Research has shown that most women are in favour of routine questioning if asked in a sensitive manner and by a well-trained health professional. It has been argued that such an approach leads to increased rates of disclosure [32,33]. Previous research has mainly focused on barriers to women disclosing domestic violence. These barriers include shame, stigma, fear of judgement or not being believed and confidentiality concerns [13,22]. There is a lack of exploration of the collective experience of maternity healthcare professionals who screen for and respond to domestic violence, particularly their education and preparedness for this in clinical practice. Despite the evidence to suggest that screening is useful in identifying domestic violence [13] it appears that healthcare professionals may not always feel prepared to ask and respond to or respond effectively to a disclosure [34,35]. For example, in two studies conducted with healthcare professionals, doctors and nurses reported receiving little or no training in responding to domestic violence [36,37]. Research has found how challenging it can be for a healthcare professional to ask women about a history of domestic violence, either routinely or if a risk is identified [11]. Healthcare professionals identified a lack of knowledge, education and feeling unsupported, unprepared, and unconfident when screening for domestic violence as significant challenges in clinical practice. Previous studies also identified a lack of implementation of consistent guidelines, and lack of knowledge of the services or referrals that were available as barriers to healthcare professionals screening for domestic violence [16,38,39]. Henriksen et al in their study, highlighted a lack of motivation by health professionals to screen women, due to a feeling of insecurity regarding what to do if violence was disclosed [40].

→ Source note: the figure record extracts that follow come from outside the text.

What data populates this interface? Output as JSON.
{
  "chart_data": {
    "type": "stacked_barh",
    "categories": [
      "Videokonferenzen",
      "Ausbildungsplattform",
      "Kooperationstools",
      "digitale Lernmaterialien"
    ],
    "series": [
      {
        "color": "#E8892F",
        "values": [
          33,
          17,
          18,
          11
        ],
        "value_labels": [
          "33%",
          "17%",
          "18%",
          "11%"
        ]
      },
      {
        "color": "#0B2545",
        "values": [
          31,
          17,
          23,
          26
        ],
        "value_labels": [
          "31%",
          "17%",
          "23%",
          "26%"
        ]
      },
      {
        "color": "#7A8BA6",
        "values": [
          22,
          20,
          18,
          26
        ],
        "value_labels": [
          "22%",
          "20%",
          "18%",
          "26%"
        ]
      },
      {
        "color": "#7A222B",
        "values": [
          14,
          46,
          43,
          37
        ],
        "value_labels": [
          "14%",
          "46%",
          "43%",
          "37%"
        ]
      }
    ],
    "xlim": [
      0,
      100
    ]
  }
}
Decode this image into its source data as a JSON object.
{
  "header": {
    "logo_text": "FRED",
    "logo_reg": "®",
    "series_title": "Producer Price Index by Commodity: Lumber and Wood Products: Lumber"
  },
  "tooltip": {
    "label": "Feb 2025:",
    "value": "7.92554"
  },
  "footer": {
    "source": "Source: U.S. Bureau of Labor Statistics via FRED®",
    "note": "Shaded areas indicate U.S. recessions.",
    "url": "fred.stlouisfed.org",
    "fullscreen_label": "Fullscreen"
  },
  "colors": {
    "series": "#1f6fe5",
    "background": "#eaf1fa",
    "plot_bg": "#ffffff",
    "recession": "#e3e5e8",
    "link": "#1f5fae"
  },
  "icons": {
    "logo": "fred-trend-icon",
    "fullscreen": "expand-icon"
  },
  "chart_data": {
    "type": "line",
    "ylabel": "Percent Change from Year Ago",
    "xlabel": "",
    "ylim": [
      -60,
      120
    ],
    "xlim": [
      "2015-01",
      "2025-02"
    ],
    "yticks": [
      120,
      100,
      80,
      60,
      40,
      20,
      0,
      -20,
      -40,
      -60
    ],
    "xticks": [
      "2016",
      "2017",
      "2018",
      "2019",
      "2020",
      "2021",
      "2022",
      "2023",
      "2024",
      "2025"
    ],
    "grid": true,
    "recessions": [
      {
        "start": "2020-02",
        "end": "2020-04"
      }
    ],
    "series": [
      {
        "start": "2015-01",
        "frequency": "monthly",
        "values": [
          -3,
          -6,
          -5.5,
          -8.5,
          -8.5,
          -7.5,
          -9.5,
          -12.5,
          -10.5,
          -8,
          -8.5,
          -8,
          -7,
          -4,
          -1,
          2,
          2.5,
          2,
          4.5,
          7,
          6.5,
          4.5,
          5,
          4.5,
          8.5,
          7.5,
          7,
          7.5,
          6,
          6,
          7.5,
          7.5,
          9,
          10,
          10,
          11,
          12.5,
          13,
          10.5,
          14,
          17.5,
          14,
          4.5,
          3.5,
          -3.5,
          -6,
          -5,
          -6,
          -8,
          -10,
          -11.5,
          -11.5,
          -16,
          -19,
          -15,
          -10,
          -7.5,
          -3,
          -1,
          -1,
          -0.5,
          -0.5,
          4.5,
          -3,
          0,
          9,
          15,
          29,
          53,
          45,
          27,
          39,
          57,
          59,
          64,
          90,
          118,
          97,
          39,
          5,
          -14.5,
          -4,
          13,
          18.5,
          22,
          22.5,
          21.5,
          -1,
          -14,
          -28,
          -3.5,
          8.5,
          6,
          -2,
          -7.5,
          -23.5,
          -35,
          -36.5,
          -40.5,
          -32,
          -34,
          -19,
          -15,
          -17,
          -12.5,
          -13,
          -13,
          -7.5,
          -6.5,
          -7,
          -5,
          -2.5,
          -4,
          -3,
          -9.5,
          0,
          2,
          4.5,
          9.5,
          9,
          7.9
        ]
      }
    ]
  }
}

To our knowledge, this QES will be the first to synthesise qualitative data on the collective experiences and preparedness of maternity healthcare professionals in screening for and responding to domestic violence in the peripartum period. This QES aims to focus on what enables maternity healthcare professionals to feel prepared to enquire and respond to disclosures of domestic violence and to identify any professional discipline specific educational and clinical requirements.

Reflexivity statement

There is increasing recognition that reflexivity is an essential component of qualitative research [41]. Reflexivity is a process of continuous, collaborative practices that researchers adopt to consciously critique, appraise, and evaluate how their background or subjectivity may influence the research process [41]. This QES will utilise a reflective approach throughout the research process. To enhance the trustworthiness of the findings, a research diary will be kept documenting the process, reviewers will have frequent discussions regarding descriptive and analytical themes and quotations from primary studies will be included to support the findings of the review [42].

Study status

The protocol has been registered on PROSPERO CRD42023464776. Initial scoping searches have been conducted. The proposed date for completion is January 2025.

Supporting information

S1. Open Science Framework: Prisma-P checklist for Maternity care professionals’ preparedness for and experiences of screening and responding to disclosures of domestic violence in the peripartum period: a protocol for a qualitative evidence synthesis.